Twisted and Tied (Marshals 4) - Page 49

There had been copycats over the years, and the second I thought it, the idea took hold because, really, the man I knew was not some kind of vigilante. And honestly, if he were going to make an overture of love toward me, he would have probably kidnapped me, gutted me, and filled my cadaver with flowers. That was more his speed—the statement, not this. I had no idea what was going on, but the longer I stood there, the more alien the scene became.

I had visited nineteen scenes where Hartley had killed a woman, and each was reverently arranged in a way that if you didn’t touch them, you would have sworn they were alive until you saw the other side of their body or their face or really looked at what they were holding—one woman had a suitcase filled with her own organs—or sitting on. Another woman was lounging on a chaise, arranged so that’s what you saw, ease and grace, the drape of her body over the expensive piece of furniture, but when you walked around to the other side, her torso was hollowed out and filled with various toys, stuffed animals, and dolls. It turned out her company employed child labor in China, and the toys represented the playtime, the childhood, stolen from the kids. Horrifying, yes, but not the act of a man killing for any other reason than making a statement. The bodies in front of me were not that.

“Who are they?” Becker asked Kelson.

“The middle one there, missing his heart, that’s Emile Stigler. We had Interpol looking for him because he was supposed to be in Brazil.”

I turned to Kelson. “Do you think he was actually there?”

He nodded. “I do. I don’t know if Hartley killed him there and transported the body, or if he brought him back to the US and killed him here—we have no way of knowing.”
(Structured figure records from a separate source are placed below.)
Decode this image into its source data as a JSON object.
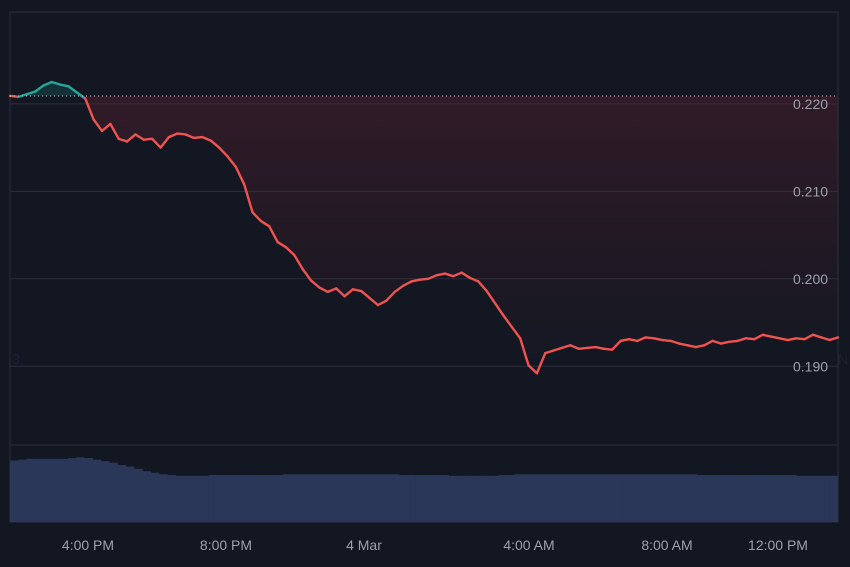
{
  "chart_data": {
    "type": "area",
    "title": "",
    "xlabel": "",
    "ylabel": "",
    "x_ticks": [
      "4:00 PM",
      "8:00 PM",
      "4 Mar",
      "4:00 AM",
      "8:00 AM",
      "12:00 PM"
    ],
    "y_ticks": [
      "0.220",
      "0.210",
      "0.200",
      "0.190"
    ],
    "y_tick_values": [
      0.22,
      0.21,
      0.2,
      0.19
    ],
    "ylim": [
      0.181,
      0.2305
    ],
    "reference_value": 0.2209,
    "edge_labels": {
      "left": "3",
      "right": "N"
    },
    "colors": {
      "background": "#131722",
      "up": "#26a69a",
      "down": "#ef5350",
      "fill_top": "#6e2432",
      "grid": "#2a2f3c",
      "volume": "#2f3b5f"
    },
    "series": [
      {
        "values": [
          0.2209,
          0.2208,
          0.2211,
          0.2214,
          0.2221,
          0.2225,
          0.2222,
          0.222,
          0.2213,
          0.2206,
          0.2182,
          0.2169,
          0.2177,
          0.216,
          0.2157,
          0.2165,
          0.2159,
          0.216,
          0.215,
          0.2162,
          0.2166,
          0.2165,
          0.2161,
          0.2162,
          0.2158,
          0.215,
          0.214,
          0.2128,
          0.2108,
          0.2076,
          0.2066,
          0.206,
          0.2042,
          0.2036,
          0.2027,
          0.2011,
          0.1998,
          0.199,
          0.1985,
          0.1989,
          0.198,
          0.1988,
          0.1986,
          0.1978,
          0.197,
          0.1975,
          0.1985,
          0.1992,
          0.1997,
          0.1999,
          0.2,
          0.2004,
          0.2006,
          0.2003,
          0.2007,
          0.2001,
          0.1997,
          0.1986,
          0.1972,
          0.1958,
          0.1945,
          0.1932,
          0.1901,
          0.1892,
          0.1915,
          0.1918,
          0.1921,
          0.1924,
          0.192,
          0.1921,
          0.1922,
          0.192,
          0.1919,
          0.1929,
          0.1931,
          0.1929,
          0.1933,
          0.1932,
          0.193,
          0.1929,
          0.1926,
          0.1924,
          0.1922,
          0.1924,
          0.1929,
          0.1926,
          0.1928,
          0.1929,
          0.1932,
          0.1931,
          0.1936,
          0.1934,
          0.1932,
          0.193,
          0.1932,
          0.1931,
          0.1936,
          0.1933,
          0.193,
          0.1933
        ]
      }
    ],
    "volume": [
      0.8,
      0.81,
      0.82,
      0.82,
      0.82,
      0.82,
      0.82,
      0.83,
      0.84,
      0.83,
      0.81,
      0.79,
      0.77,
      0.74,
      0.72,
      0.69,
      0.66,
      0.64,
      0.62,
      0.61,
      0.6,
      0.6,
      0.6,
      0.6,
      0.61,
      0.61,
      0.61,
      0.61,
      0.61,
      0.61,
      0.61,
      0.61,
      0.61,
      0.62,
      0.62,
      0.62,
      0.62,
      0.62,
      0.62,
      0.62,
      0.62,
      0.62,
      0.62,
      0.62,
      0.62,
      0.62,
      0.62,
      0.61,
      0.61,
      0.61,
      0.61,
      0.61,
      0.61,
      0.6,
      0.6,
      0.6,
      0.6,
      0.6,
      0.6,
      0.61,
      0.61,
      0.62,
      0.62,
      0.62,
      0.62,
      0.62,
      0.62,
      0.62,
      0.62,
      0.62,
      0.62,
      0.62,
      0.62,
      0.62,
      0.62,
      0.62,
      0.62,
      0.62,
      0.62,
      0.62,
      0.62,
      0.62,
      0.62,
      0.61,
      0.61,
      0.61,
      0.61,
      0.61,
      0.61,
      0.61,
      0.61,
      0.61,
      0.61,
      0.61,
      0.61,
      0.6,
      0.6,
      0.6,
      0.6,
      0.6
    ]
  }
}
“No,” Adair chimed in, joining us. “We can’t guess when the killing was done or how without an autopsy. What we can say for certain is that the top three men on the FBI’s Most Wanted are now here, dead, apparently as a gift.”

“It’s more than that,” Kelson said, studying me, scrutinizing me. “May I be frank?”

“Go ahead,” I granted, crossing my arms, waiting, realizing that normally my skin would be crawling with just the feel of being so close to something Hartley had done. But I wasn’t getting that. It was horrifying, yes, but the longer I stood there, the less I felt like this was his doing.

“It’s like he’s courting you.”

I heard Ian catch his breath, so I turned, gave a subtle shake of my head that had him squinting with confusion, and then returned my attention back to Kelson.

“Courting me? That’s ridiculous,” I said, shooting that down with a quick shake of my head. “Where are you getting that?”

“From Kelson. He’s one of our top profilers. We brought him in because no one knows Hartley better,” Adair explained, gesturing at him.

That would have made sense if I weren’t there, if I didn’t know better. And while there was no surge of pride like I had knowing no one knew Ian better than me… still, I was absolutely confident Kelson was out of his depth with Hartley. “Since when?” I prodded.

“I’m sorry?” Adair asked, clearly annoyed. It was in his tone and his scowl.

“Since when does your guy know Craig Hartley so well?” I asked flatly. “I’ve never heard of him, and I’ve certainly never met him before today.” The fact of the matter was, when they needed to talk to Hartley, to have him answer questions—they asked me to ask him. It had been like that since he first tried to kill me and I saved him from being shot by my partner at the time. Cochran Norris had wanted to put a bullet in the serial killer; I wanted him rotting in jail. I won the argument and nearly died in the process, and now, these many years later, I would have loved to not be his favorite law enforcement officer, but that ship had long sailed. So what Adair was saying was total crap. I was the authority on Prince Charming and always would be.

“Kelson is the—”

“No one knows Hartley like me,” I advised him solemnly, and my words sounded hollow and pained because it hurt to say, even though it was the truth. “So I ask again, where are you getting this whole courting crap?”

“It’s not crap,” Kelson almost snarled, and I saw it then, the anger. It was there in the glint in his eyes, the flush on his cheeks, the flared nostrils, and the thin line of his lips pressing together so tight the muscles in his jaw corded. More words clearly wanted to come out, and he was mustering all his strength to stay silent. I had too many years of talking to people not to see the signs. Ian’s hand on my shoulder was not a surprise.